Does your medication need a prescription, or can you just buy it at the pharmacy? Is it a controlled substance, with restrictions on how and when it can be refilled? Drug categorization can be a confusing topic, especially if you don’t have a medical background—but it can have a big effect on how easily you’re able to get the medicine you need.
What are prescription vs OTC drugs?
Medications can ultimately be broken down into the following 2 categories: prescription drugs, and over-the-counter drugs that you can walk into any pharmacy and purchase.
Prescription medications require a prescription from a health care provider. They are typically filled by your pharmacist, but can also be given to you as a sample from your doctor’s office.
OTC medications have been found to be safe and appropriate for use without the supervision of a health care professional, and can be purchased off-the-shelf in any store without a prescription.
The division of the FDA known as the Center for Drug Evaluation and Research (CDER) is responsible for classifying prescription drugs, generic drugs, and over-the-counter or OTC drugs.
What are controlled vs non-controlled medications?
Prescription medications can further be broken down into two sub-categories: controlled and non-controlled.
Most prescriptions for infections or for chronic conditions are non-controlled. For example, most blood pressure and cholesterol medications, diabetes medications (including insulin), asthma inhalers, and antibiotics are all non-controlled medications.
Controlled substances are medications that can cause physical and mental dependence, and have restrictions on how they can be filled and refilled. They are regulated and classified by the DEA (Drug Enforcement Administration) based on how likely they are to cause dependence.
Some examples of controlled substances include opioid pain medications like Vicodin, or ADHD medications like Adderall.
How are controlled substances classified?
Controlled medications are broken down into more specific categories, which have different restrictions on how and when they can be filled or refilled.

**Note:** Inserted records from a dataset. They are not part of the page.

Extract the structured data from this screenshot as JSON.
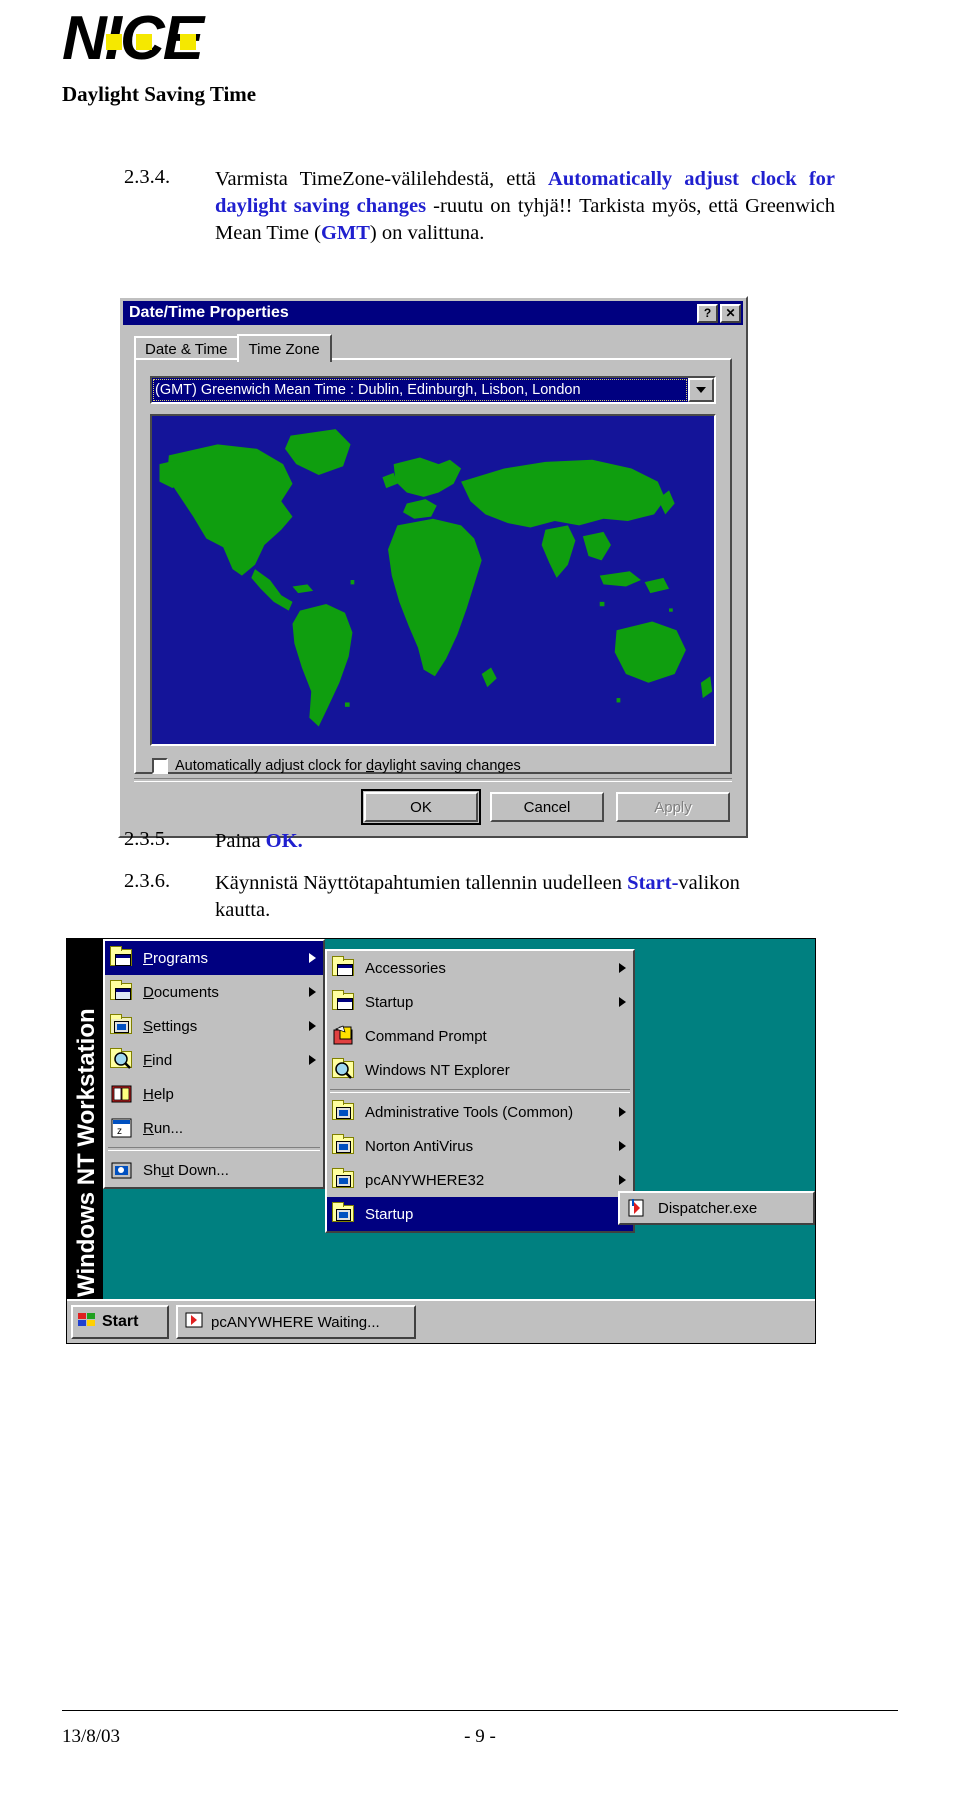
{
  "header": {
    "logo_text": "NICE",
    "title": "Daylight Saving Time"
  },
  "steps": {
    "s234_num": "2.3.4.",
    "s234_a": "Varmista TimeZone-välilehdestä, että ",
    "s234_b": "Automatically adjust clock for daylight saving changes",
    "s234_c": " -ruutu on tyhjä!! Tarkista myös, että Greenwich Mean Time (",
    "s234_d": "GMT",
    "s234_e": ") on valittuna.",
    "s235_num": "2.3.5.",
    "s235_a": "Paina ",
    "s235_b": "OK.",
    "s236_num": "2.3.6.",
    "s236_a": "Käynnistä  Näyttötapahtumien tallennin uudelleen ",
    "s236_b": "Start-",
    "s236_c": "valikon kautta."
  },
  "dialog": {
    "title": "Date/Time Properties",
    "help_button": "?",
    "close_button": "✕",
    "tabs": [
      {
        "label": "Date & Time",
        "active": false
      },
      {
        "label": "Time Zone",
        "active": true
      }
    ],
    "timezone_selected": "(GMT) Greenwich Mean Time : Dublin, Edinburgh, Lisbon, London",
    "checkbox_label_pre": "Automatically adjust clock for ",
    "checkbox_label_accel": "d",
    "checkbox_label_post": "aylight saving changes",
    "checkbox_checked": false,
    "buttons": [
      {
        "label": "OK",
        "state": "default"
      },
      {
        "label": "Cancel",
        "state": "normal"
      },
      {
        "label": "Apply",
        "state": "disabled"
      }
    ],
    "colors": {
      "titlebar": "#000080",
      "face": "#c0c0c0",
      "map_ocean": "#141499",
      "map_land": "#0f9e0f"
    }
  },
  "startmenu": {
    "banner_label": "Windows NT Workstation",
    "level1": [
      {
        "label_pre": "",
        "accel": "P",
        "label_post": "rograms",
        "icon": "programs-folder-icon",
        "submenu": true,
        "selected": true
      },
      {
        "label_pre": "",
        "accel": "D",
        "label_post": "ocuments",
        "icon": "documents-folder-icon",
        "submenu": true,
        "selected": false
      },
      {
        "label_pre": "",
        "accel": "S",
        "label_post": "ettings",
        "icon": "settings-gear-icon",
        "submenu": true,
        "selected": false
      },
      {
        "label_pre": "",
        "accel": "F",
        "label_post": "ind",
        "icon": "find-magnifier-icon",
        "submenu": true,
        "selected": false
      },
      {
        "label_pre": "",
        "accel": "H",
        "label_post": "elp",
        "icon": "help-book-icon",
        "submenu": false,
        "selected": false
      },
      {
        "label_pre": "",
        "accel": "R",
        "label_post": "un...",
        "icon": "run-icon",
        "submenu": false,
        "selected": false
      },
      {
        "label_pre": "Sh",
        "accel": "u",
        "label_post": "t Down...",
        "icon": "shutdown-icon",
        "submenu": false,
        "selected": false
      }
    ],
    "level2": [
      {
        "label": "Accessories",
        "icon": "folder-program-icon",
        "submenu": true,
        "selected": false
      },
      {
        "label": "Startup",
        "icon": "folder-program-icon",
        "submenu": true,
        "selected": false
      },
      {
        "label": "Command Prompt",
        "icon": "command-prompt-icon",
        "submenu": false,
        "selected": false
      },
      {
        "label": "Windows NT Explorer",
        "icon": "explorer-icon",
        "submenu": false,
        "selected": false
      },
      {
        "label": "Administrative Tools (Common)",
        "icon": "folder-admin-icon",
        "submenu": true,
        "selected": false
      },
      {
        "label": "Norton AntiVirus",
        "icon": "folder-admin-icon",
        "submenu": true,
        "selected": false
      },
      {
        "label": "pcANYWHERE32",
        "icon": "folder-admin-icon",
        "submenu": true,
        "selected": false
      },
      {
        "label": "Startup",
        "icon": "folder-admin-icon",
        "submenu": true,
        "selected": true
      }
    ],
    "level3": [
      {
        "label": "Dispatcher.exe",
        "icon": "exe-icon",
        "selected": false
      }
    ],
    "taskbar": {
      "start_label": "Start",
      "task_label": "pcANYWHERE Waiting..."
    },
    "desktop_color": "#008080"
  },
  "footer": {
    "date": "13/8/03",
    "page": "- 9 -"
  }
}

- Schedule V: According to the DEA, medications in this schedule have a low potential for abuse relative to those in Schedule IV and consist primarily of preparations containing limited quantities of certain narcotics. There are no special restrictions on refills for Schedule V prescriptions. Examples of this type of drug include Robitussin AC, or other cough medicines with codeine.
- Schedule IV: Similar to Schedule V, these medications have a low potential for abuse relative to those listed in Schedule III. Schedule IV medications may be refilled if your doctor has authorized it on the prescription. However, each prescription may only be refilled up to five times within six months after the date on which the prescription was issued. After five refills or after six months, whichever occurs first, a new prescription is required. Common Schedule IV medications include benzodiazepine anxiety medications like Xanax or Klonopin.
- Schedule III: These medications have a lower potential for abuse than substances in Schedules I or II, but abuse may lead to moderate or low physical dependence or high psychological dependence. Refill restrictions for Schedule III are the same as for Schedule IV—you may refill up to five times within six months. Some examples include Suboxone (buprenorphine/naloxone), used to treat opioid dependence, or Tylenol with codeine for pain.
- Schedule II: These medications have a high potential for abuse, which may lead to severe psychological or physical dependence. There are special restrictions for filling and refilling Schedule II prescriptions. First, they require a written prescription signed by your health care provider—they cannot be sent electronically to your pharmacy. There are also no refills allowed on Schedule II prescriptions; you must get a new prescription each time from your doctor. Many states also limit the amount you are allowed to fill at one time to a 30-day supply. Opioid pain medications like Vicodin or Percocet and ADHD medications like Adderall are classified as Schedule II.
- Schedule I: According to the DEA, any substances in Schedule I have no currently accepted medical use in the United States and a high potential for abuse, and are not available for use even with a prescription—for example, heroin or cocaine.